In this report, we show the capacity of fibroblasts to endocytose and degrade small TTR aggregates in lysosomes, both ‘in vitro’ and in an ‘in vivo’ model, after s.c. injection of TTR aggregates into WT mice, whereby soluble and aggregated TTR were endocytosed by fibroblasts and macrophages that efficiently cleared both types of TTRs with time. Recently, intracellular localization of TTR V30M in glomerular podocytes as well as in kidney ECM was shown in transgenic mice. Increased deposition was demonstrated in mice housed in non-specific pathogen-free conditions, suggesting environmental conditions influence both glomerular deposition and podocytic localization of TTRV30M.37Similarly, a recent study with a mutant TTR transgenic fly model revealed that TTR aggregates were internalized by body fat cells in vivo.38 The authors hypothesized that the prefibrillar TTR aggregates matured inside the cells and amyloid fibrils released by cell death. In our cultured cell line and TTR-injected mouse skin, however, formation of amyloid fibrils inside the cytoplasm was not observed.

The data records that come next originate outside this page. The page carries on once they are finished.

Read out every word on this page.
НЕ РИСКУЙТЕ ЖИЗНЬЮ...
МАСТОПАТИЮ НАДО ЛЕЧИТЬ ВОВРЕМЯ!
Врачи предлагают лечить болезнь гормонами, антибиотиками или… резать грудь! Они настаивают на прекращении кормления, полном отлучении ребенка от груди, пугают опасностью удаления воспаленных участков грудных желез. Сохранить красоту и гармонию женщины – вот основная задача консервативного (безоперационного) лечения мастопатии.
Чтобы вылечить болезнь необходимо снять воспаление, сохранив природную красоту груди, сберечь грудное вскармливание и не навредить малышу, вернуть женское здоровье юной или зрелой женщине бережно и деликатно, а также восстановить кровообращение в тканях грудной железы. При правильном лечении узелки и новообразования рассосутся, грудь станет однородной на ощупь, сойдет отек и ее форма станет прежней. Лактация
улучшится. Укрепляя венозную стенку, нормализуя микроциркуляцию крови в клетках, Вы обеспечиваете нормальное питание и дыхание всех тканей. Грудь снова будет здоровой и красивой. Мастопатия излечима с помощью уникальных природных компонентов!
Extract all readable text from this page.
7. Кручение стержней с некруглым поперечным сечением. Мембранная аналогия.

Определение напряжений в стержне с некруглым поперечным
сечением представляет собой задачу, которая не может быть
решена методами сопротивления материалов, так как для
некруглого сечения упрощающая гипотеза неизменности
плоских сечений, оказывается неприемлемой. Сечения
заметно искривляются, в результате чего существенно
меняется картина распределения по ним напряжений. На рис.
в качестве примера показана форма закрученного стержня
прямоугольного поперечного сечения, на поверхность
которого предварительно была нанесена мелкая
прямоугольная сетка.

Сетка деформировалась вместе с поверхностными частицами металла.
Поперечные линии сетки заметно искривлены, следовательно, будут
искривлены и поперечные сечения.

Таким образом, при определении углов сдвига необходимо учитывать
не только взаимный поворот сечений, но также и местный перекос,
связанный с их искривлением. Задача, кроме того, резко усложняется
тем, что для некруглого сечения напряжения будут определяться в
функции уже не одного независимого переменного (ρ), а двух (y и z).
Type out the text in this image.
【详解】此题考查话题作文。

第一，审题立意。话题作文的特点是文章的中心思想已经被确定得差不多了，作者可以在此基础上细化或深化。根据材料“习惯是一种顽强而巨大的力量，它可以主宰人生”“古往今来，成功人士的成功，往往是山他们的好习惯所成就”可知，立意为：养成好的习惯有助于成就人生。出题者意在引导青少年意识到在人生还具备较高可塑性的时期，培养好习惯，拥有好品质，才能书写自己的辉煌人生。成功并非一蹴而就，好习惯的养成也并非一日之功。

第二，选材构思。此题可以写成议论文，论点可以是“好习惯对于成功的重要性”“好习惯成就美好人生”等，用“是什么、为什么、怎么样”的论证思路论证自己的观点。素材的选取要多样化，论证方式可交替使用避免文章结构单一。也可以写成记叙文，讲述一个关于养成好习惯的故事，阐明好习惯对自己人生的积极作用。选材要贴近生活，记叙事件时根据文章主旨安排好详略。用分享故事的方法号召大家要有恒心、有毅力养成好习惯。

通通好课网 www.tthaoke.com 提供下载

Intracellular accumulation of aggregated material derived from the ECM was previously reported, not only in fibroblasts but also from other cell types. In one research study of β2m amyloidosis, in which amyloid fibrils were deposited mainly in the synovium and cartilage, human synovial fibroblasts endocytosed β2m that had been modified with advanced glycation end products.39 Another cell type, astrocytes, which are the most abundant cells in the central nervous system, have functions similar to those of fibroblasts in the maintenance of homeostasis, in which these cells produce ECM components and MMPs.40, 41 Previous studies provided evidence from brain specimens from Alzheimer’s disease patients that astrocytes degraded Aβ oligomers and amyloid fibrils in vitro and in vivo and manifested intracellular Aβ.42, 43 Similarly, in primary cutaneous amyloidosis, intracellular oligomers were observed in the basal cell layer of the epidermis and in surrounding cells, including fibroblasts.44

As Figures 4 and 5 illustrate, some fibroblasts in tissues obtained from FAP patients, asymptomatic carriers, domino liver transplant recipients, and transgenic mice contained TTR. It is known that biosynthesis and serum concentrations of TTR decreased with disease progression, but extracellular TTR aggregates accumulated at an accelerated rate.45 In our study, abundance of TTR-immunoreactive fibroblasts showed a tendency to increase with progression of amyloid deposition. Most likely, dysfunctional clearance of TTR aggregates by fibroblasts resulting from inability of lysosomes to deal with the intracellular load of aggregated TTR material may cause development and progression of TTR-related amyloidosis. In addition to the intracellular uptake of TTR, as shown here, fibroblasts may have the ability to degrade TTR aggregates and fibrils extracellularly by secreting MMPs. Further studies are needed to clarify these multiple cellular and molecular mechanisms of fibroblasts in the clearance of TTR aggregates, which may provide etiological and therapeutic clues in TTR-related amyloidosis.